As to which is the best method to deliver these educational and psychosocial interventions is not settled. In fact, regardless of whether such interventions have been delivered via telephone, the Internet, or other method, the intervention group has always exhibited a better outcome than the control group (51–55). Printed materials available from different sources may also be used, but they may not be tailored to the targeted population (language, literary level) (56), limiting their usefulness. Although the World Wide Web has information that is readily accessible, it is of varying quality and, often times, misleading; moreover, high-risk patients may have limited access to the World Wide Web or limited abilities to comprehend what they may find there. Therefore, improving outcomes among these patients with lupus has to be achieved one patient at a time; this can only be done in the context of the physician-patient encounter. Of course, these measures may be insufficient to achieve the desired outcome, unless simultaneous actions aimed at closing the gap between the rich and the poor are also implemented. As clinicians, however, we cannot wait for changes to occur at the societal or political levels, but those preventive and educational activities are certainly within our reach.

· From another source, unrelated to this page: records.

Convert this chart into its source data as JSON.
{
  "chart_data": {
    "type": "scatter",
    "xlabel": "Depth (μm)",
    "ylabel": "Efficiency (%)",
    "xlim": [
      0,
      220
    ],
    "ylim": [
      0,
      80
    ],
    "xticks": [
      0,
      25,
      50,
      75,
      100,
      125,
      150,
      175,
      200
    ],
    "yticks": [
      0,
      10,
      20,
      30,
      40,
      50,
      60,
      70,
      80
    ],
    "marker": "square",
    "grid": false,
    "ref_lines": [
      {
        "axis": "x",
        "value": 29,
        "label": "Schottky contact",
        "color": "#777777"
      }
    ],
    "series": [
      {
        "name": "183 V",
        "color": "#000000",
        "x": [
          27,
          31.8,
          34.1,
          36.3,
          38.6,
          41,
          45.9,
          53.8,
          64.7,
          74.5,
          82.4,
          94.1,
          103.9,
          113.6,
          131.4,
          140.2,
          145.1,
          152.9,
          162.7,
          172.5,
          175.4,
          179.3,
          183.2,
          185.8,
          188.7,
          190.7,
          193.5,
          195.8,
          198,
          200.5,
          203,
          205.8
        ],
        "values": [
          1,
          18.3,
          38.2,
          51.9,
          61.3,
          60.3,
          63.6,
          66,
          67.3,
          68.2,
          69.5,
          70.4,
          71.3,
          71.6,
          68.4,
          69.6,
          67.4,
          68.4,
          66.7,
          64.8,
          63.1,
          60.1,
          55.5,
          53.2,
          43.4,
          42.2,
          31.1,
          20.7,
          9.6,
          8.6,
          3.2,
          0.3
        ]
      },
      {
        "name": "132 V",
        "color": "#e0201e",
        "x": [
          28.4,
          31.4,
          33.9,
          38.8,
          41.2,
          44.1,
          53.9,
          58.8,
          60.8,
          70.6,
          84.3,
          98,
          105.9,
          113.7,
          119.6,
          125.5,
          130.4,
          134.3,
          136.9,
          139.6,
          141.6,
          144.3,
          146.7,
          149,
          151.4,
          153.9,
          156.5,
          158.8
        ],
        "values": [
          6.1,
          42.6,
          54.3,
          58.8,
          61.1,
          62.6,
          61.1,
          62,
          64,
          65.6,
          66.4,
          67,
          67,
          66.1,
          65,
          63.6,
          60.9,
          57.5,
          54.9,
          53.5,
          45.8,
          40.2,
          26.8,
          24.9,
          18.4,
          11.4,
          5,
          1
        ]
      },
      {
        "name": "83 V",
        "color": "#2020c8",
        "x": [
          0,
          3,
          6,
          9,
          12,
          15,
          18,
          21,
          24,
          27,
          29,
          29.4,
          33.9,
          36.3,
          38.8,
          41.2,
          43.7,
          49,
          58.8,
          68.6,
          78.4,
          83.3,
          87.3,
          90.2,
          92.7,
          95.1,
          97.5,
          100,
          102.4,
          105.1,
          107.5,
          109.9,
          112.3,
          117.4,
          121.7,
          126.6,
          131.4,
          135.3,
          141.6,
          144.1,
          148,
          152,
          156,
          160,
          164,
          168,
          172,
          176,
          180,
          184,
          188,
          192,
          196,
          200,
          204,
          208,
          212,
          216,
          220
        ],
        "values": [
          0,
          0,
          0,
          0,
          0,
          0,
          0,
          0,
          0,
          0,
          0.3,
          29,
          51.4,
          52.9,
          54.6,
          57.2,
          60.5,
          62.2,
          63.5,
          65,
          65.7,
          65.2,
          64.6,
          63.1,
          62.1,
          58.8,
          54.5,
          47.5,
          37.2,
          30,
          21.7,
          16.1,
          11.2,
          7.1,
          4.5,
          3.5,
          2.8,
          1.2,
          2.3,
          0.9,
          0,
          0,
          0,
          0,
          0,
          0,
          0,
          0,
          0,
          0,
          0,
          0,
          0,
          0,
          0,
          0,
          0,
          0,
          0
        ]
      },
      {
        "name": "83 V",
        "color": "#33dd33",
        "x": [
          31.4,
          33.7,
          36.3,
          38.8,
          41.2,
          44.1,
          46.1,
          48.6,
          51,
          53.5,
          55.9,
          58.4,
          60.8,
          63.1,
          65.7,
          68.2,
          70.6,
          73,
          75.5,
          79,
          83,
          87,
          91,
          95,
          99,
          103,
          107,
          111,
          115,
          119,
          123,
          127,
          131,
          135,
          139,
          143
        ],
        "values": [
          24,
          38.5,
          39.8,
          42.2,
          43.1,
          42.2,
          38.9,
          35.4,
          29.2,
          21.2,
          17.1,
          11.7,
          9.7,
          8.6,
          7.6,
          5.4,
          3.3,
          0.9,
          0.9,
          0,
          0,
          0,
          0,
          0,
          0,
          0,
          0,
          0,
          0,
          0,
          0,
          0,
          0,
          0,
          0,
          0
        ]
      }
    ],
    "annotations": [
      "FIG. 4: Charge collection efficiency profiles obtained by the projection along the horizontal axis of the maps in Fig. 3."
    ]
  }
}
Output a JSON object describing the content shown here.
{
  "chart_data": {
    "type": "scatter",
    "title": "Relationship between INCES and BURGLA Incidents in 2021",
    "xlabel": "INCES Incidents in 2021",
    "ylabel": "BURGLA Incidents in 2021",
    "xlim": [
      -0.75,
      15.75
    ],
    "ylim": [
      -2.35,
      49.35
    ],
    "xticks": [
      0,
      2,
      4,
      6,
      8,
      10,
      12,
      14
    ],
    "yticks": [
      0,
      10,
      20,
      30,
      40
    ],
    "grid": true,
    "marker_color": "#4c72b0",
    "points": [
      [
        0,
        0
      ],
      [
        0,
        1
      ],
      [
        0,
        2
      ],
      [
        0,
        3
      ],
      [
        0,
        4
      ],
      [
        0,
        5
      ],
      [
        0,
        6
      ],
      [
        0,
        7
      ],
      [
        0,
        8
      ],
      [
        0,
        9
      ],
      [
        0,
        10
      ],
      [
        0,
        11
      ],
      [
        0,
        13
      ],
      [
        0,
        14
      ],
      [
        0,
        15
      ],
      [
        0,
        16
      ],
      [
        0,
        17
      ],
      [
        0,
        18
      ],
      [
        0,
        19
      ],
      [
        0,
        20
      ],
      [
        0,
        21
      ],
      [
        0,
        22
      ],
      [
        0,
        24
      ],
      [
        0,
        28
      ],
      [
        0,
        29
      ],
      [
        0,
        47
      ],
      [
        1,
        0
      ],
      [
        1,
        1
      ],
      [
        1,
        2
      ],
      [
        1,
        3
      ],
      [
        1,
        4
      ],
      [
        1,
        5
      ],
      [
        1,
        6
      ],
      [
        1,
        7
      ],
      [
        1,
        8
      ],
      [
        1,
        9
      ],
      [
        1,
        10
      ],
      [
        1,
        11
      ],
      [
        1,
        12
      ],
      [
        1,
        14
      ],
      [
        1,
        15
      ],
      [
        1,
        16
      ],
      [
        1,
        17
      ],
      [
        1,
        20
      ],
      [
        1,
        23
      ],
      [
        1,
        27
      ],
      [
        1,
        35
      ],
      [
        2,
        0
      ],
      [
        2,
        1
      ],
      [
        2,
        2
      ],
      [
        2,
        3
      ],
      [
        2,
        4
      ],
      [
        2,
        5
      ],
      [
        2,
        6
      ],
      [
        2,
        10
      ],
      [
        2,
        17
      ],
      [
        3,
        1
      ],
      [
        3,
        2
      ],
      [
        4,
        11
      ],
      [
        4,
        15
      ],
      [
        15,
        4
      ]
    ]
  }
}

Taking these actions, we would assist our patients at risk of losing years of life and/or important organ function.
Further research into the interplay of genetic and nongenetic factors is a priority if the basis for the disparities observed among patients with lupus is to be understood. To further examine the biologic component of ethnicity, admixture should be considered in multivariable models of outcome; furthermore, admixture can now be ascertained in a more accurate manner than in the past, given the strides made in both genotyping (many more ancestral markers can now be examined) and in computational genetics. LUMINA investigators are committed to pursuing these studies searching for the logical explanations and the proper solutions for the health disparities observed.